Oracle's suit against Google isn't the only attack on Android. Apple is currently suing handset maker HTC and Microsoft managed to grab royalties from HTC for Android, too.

But the scary part of this has nothing to do with Android's ability to survive its enemies. It's about Oracle's ability to take the open source out of Java. If the company succeeds, Oracle could very well be emboldened to become a patent troll, sifting through its massive Java portfolio to find other ways to shake down others. Although I don't see a direct risk to enterprises running Java (which is just about all of them), Gosling admits that Java engineers had an internal contest to see who could patent the most ridiculous shouldn't-be-patentable technology. Oracle owns those patents now. Sigh.

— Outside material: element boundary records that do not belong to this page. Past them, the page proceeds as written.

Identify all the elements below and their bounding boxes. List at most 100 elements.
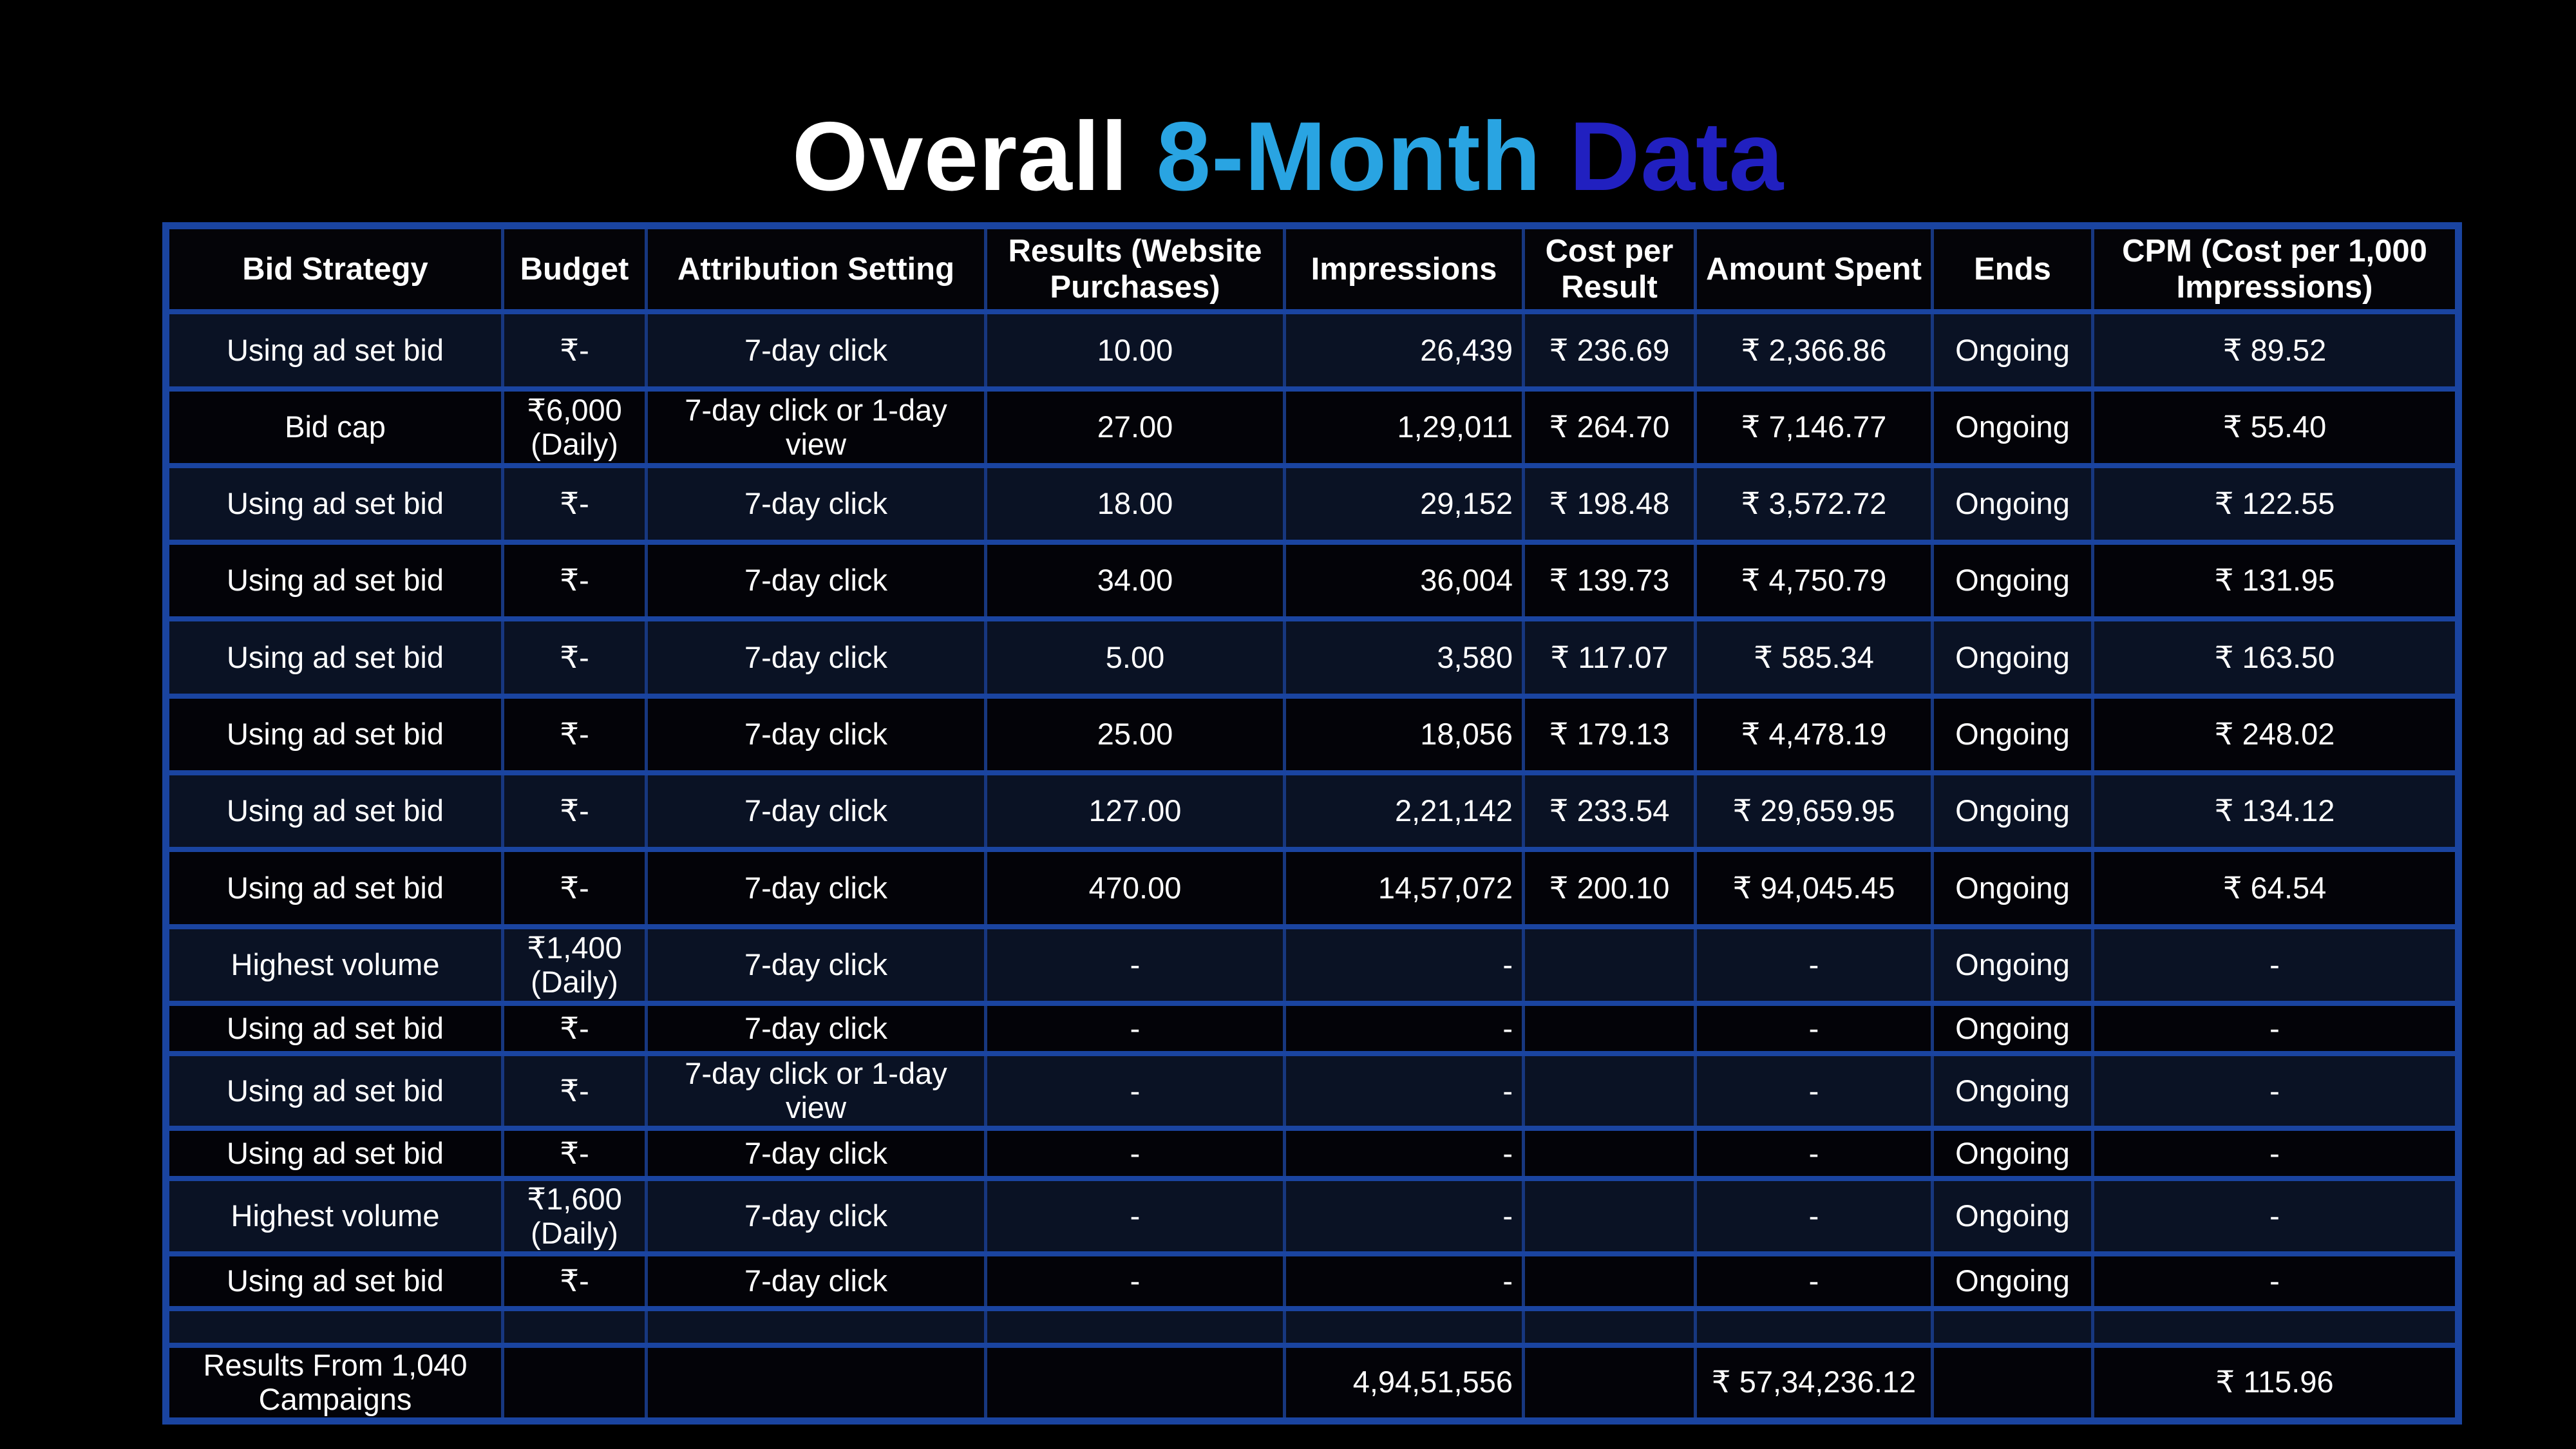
cell-r2-c4: 27.00 xyxy=(984,386,1286,468)
cell-r1-c3: 7-day click xyxy=(645,309,987,392)
cell-r6-c4: 25.00 xyxy=(984,694,1286,775)
cell-r1-c4: 10.00 xyxy=(984,309,1286,392)
campaign-data-table: Bid Strategy Budget Attribution Setting Res… xyxy=(162,222,2462,1425)
cell-r11-c8: Ongoing xyxy=(1931,1051,2094,1131)
cell-r11-c4: - xyxy=(984,1051,1286,1131)
cell-r6-c1: Using ad set bid xyxy=(164,694,504,775)
cell-r3-c6: ₹ 198.48 xyxy=(1522,463,1697,545)
cell-r7-c1: Using ad set bid xyxy=(164,770,504,852)
cell-r16-c9: ₹ 115.96 xyxy=(2091,1343,2460,1423)
cell-r13-c2: ₹1,600 (Daily) xyxy=(501,1176,648,1256)
cell-r9-c1: Highest volume xyxy=(164,924,504,1006)
cell-r12-c6 xyxy=(1522,1126,1697,1181)
cell-r4-c1: Using ad set bid xyxy=(164,540,504,621)
table-row-7: Using ad set bid ₹- 7-day click 127.00 2,21,… xyxy=(164,770,2460,852)
table-row-11: Using ad set bid ₹- 7-day click or 1-day v… xyxy=(164,1051,2460,1131)
cell-r12-c2: ₹- xyxy=(501,1126,648,1181)
cell-r10-c2: ₹- xyxy=(501,1001,648,1056)
cell-r8-c8: Ongoing xyxy=(1931,847,2094,929)
cell-r5-c2: ₹- xyxy=(501,616,648,699)
cell-r2-c5: 1,29,011 xyxy=(1283,386,1525,468)
cell-r15-c8 xyxy=(1931,1306,2094,1348)
table-row-4: Using ad set bid ₹- 7-day click 34.00 36,004… xyxy=(164,540,2460,621)
cell-r8-c7: ₹ 94,045.45 xyxy=(1694,847,1934,929)
cell-r7-c9: ₹ 134.12 xyxy=(2091,770,2460,852)
cell-r11-c6 xyxy=(1522,1051,1697,1131)
cell-r15-c4 xyxy=(984,1306,1286,1348)
cell-r10-c5: - xyxy=(1283,1001,1525,1056)
cell-r6-c5: 18,056 xyxy=(1283,694,1525,775)
column-header-5: Cost per Result xyxy=(1522,223,1697,314)
cell-r16-c7: ₹ 57,34,236.12 xyxy=(1694,1343,1934,1423)
cell-r9-c8: Ongoing xyxy=(1931,924,2094,1006)
cell-r9-c5: - xyxy=(1283,924,1525,1006)
cell-r13-c7: - xyxy=(1694,1176,1934,1256)
cell-r1-c1: Using ad set bid xyxy=(164,309,504,392)
cell-r14-c4: - xyxy=(984,1251,1286,1311)
column-header-1: Budget xyxy=(501,223,648,314)
cell-r1-c8: Ongoing xyxy=(1931,309,2094,392)
cell-r11-c3: 7-day click or 1-day view xyxy=(645,1051,987,1131)
cell-r9-c9: - xyxy=(2091,924,2460,1006)
cell-r6-c8: Ongoing xyxy=(1931,694,2094,775)
cell-r16-c2 xyxy=(501,1343,648,1423)
cell-r5-c4: 5.00 xyxy=(984,616,1286,699)
cell-r14-c8: Ongoing xyxy=(1931,1251,2094,1311)
table-header-row: Bid Strategy Budget Attribution Setting Res… xyxy=(164,223,2460,314)
cell-r8-c3: 7-day click xyxy=(645,847,987,929)
cell-r9-c7: - xyxy=(1694,924,1934,1006)
cell-r8-c6: ₹ 200.10 xyxy=(1522,847,1697,929)
column-header-2: Attribution Setting xyxy=(645,223,987,314)
table-row-5: Using ad set bid ₹- 7-day click 5.00 3,580 ₹ … xyxy=(164,616,2460,699)
table-body: Using ad set bid ₹- 7-day click 10.00 26,439… xyxy=(164,309,2460,1423)
column-header-7: Ends xyxy=(1931,223,2094,314)
page-title: Overall 8-Month Data xyxy=(0,101,2576,211)
cell-r8-c4: 470.00 xyxy=(984,847,1286,929)
cell-r10-c9: - xyxy=(2091,1001,2460,1056)
cell-r6-c6: ₹ 179.13 xyxy=(1522,694,1697,775)
cell-r3-c1: Using ad set bid xyxy=(164,463,504,545)
cell-r15-c6 xyxy=(1522,1306,1697,1348)
cell-r5-c8: Ongoing xyxy=(1931,616,2094,699)
cell-r4-c9: ₹ 131.95 xyxy=(2091,540,2460,621)
cell-r12-c3: 7-day click xyxy=(645,1126,987,1181)
cell-r6-c7: ₹ 4,478.19 xyxy=(1694,694,1934,775)
cell-r12-c1: Using ad set bid xyxy=(164,1126,504,1181)
page-title-part-white: Overall xyxy=(791,101,1157,211)
table-row-12: Using ad set bid ₹- 7-day click - - - Ongoing - xyxy=(164,1126,2460,1181)
cell-r4-c8: Ongoing xyxy=(1931,540,2094,621)
cell-r12-c4: - xyxy=(984,1126,1286,1181)
cell-r9-c2: ₹1,400 (Daily) xyxy=(501,924,648,1006)
cell-r3-c7: ₹ 3,572.72 xyxy=(1694,463,1934,545)
cell-r6-c2: ₹- xyxy=(501,694,648,775)
cell-r9-c4: - xyxy=(984,924,1286,1006)
cell-r5-c1: Using ad set bid xyxy=(164,616,504,699)
cell-r9-c6 xyxy=(1522,924,1697,1006)
cell-r10-c7: - xyxy=(1694,1001,1934,1056)
page-title-part-lightblue: 8-Month xyxy=(1156,101,1569,211)
cell-r7-c7: ₹ 29,659.95 xyxy=(1694,770,1934,852)
cell-r7-c2: ₹- xyxy=(501,770,648,852)
cell-r16-c5: 4,94,51,556 xyxy=(1283,1343,1525,1423)
cell-r15-c1 xyxy=(164,1306,504,1348)
cell-r9-c3: 7-day click xyxy=(645,924,987,1006)
column-header-6: Amount Spent xyxy=(1694,223,1934,314)
table-header: Bid Strategy Budget Attribution Setting Res… xyxy=(164,223,2460,314)
table-row-13: Highest volume ₹1,600 (Daily) 7-day click -… xyxy=(164,1176,2460,1256)
cell-r1-c7: ₹ 2,366.86 xyxy=(1694,309,1934,392)
cell-r13-c4: - xyxy=(984,1176,1286,1256)
table-row-16: Results From 1,040 Campaigns 4,94,51,556 ₹… xyxy=(164,1343,2460,1423)
cell-r15-c7 xyxy=(1694,1306,1934,1348)
cell-r5-c6: ₹ 117.07 xyxy=(1522,616,1697,699)
cell-r3-c8: Ongoing xyxy=(1931,463,2094,545)
cell-r11-c1: Using ad set bid xyxy=(164,1051,504,1131)
cell-r14-c7: - xyxy=(1694,1251,1934,1311)
cell-r4-c6: ₹ 139.73 xyxy=(1522,540,1697,621)
cell-r10-c1: Using ad set bid xyxy=(164,1001,504,1056)
cell-r4-c2: ₹- xyxy=(501,540,648,621)
cell-r12-c7: - xyxy=(1694,1126,1934,1181)
cell-r16-c8 xyxy=(1931,1343,2094,1423)
cell-r2-c8: Ongoing xyxy=(1931,386,2094,468)
cell-r1-c9: ₹ 89.52 xyxy=(2091,309,2460,392)
cell-r2-c9: ₹ 55.40 xyxy=(2091,386,2460,468)
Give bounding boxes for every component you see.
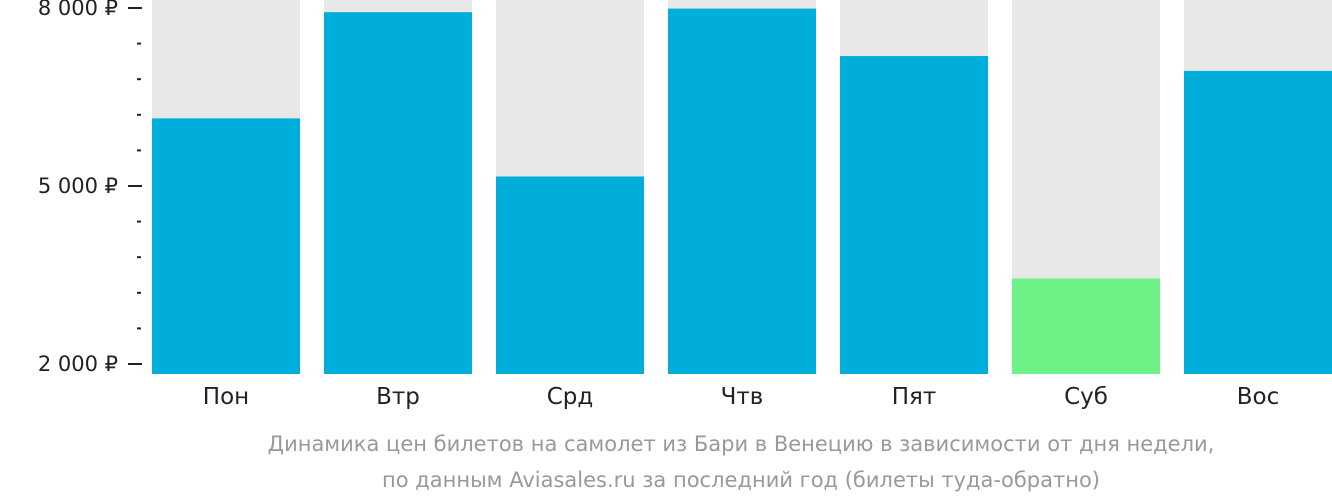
x-tick-label: Пон (203, 384, 249, 410)
x-tick-label: Срд (547, 384, 594, 410)
x-tick-label: Вос (1237, 384, 1280, 410)
bar (668, 8, 816, 375)
bar (1012, 278, 1160, 374)
y-tick-label: 8 000 ₽ (38, 0, 118, 20)
chart-caption-line-2: по данным Aviasales.ru за последний год … (382, 468, 1100, 492)
chart-caption-line-1: Динамика цен билетов на самолет из Бари … (267, 432, 1215, 456)
y-tick-label: 2 000 ₽ (38, 352, 118, 376)
bar (1184, 70, 1332, 374)
y-tick-label: 5 000 ₽ (38, 174, 118, 198)
x-tick-label: Чтв (721, 384, 764, 410)
x-tick-label: Суб (1064, 384, 1108, 410)
bar (324, 12, 472, 375)
bar (152, 118, 300, 374)
bar (840, 56, 988, 375)
x-tick-label: Пят (892, 384, 937, 410)
x-tick-label: Втр (376, 384, 420, 410)
bar (496, 176, 644, 374)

Equally scary is Google's determination to take what it wants, when it wants it. If this goes to court, the outcome will take years. By that time, Android may be the king of the mobile operating system world, or it may be just another player in a world that includes MeeGo and a don't-hold-your-breath-but-it-still-can-happen Windows Mobile.

Groklaw writes,

"But the truly interesting question isn't why Oracle sued Google. It's why Google let themselves be sued ... Java is a control freaky thing, and it always was, because it was made in Sun's image. But from Google's perspective, if you can't independently develop the way you want to, it's worth going through litigation to establish your right to do so. And knowing Google, by the time the litigation is finally resolved, they'll have invented some new way to do everything that's needed and they will leave Java behind, choking on their dust."

Many folks were hoping that Oracle would be the poster child for how a proprietary software company can integrate an open source business model with its legacy proprietary fees. Clearly not.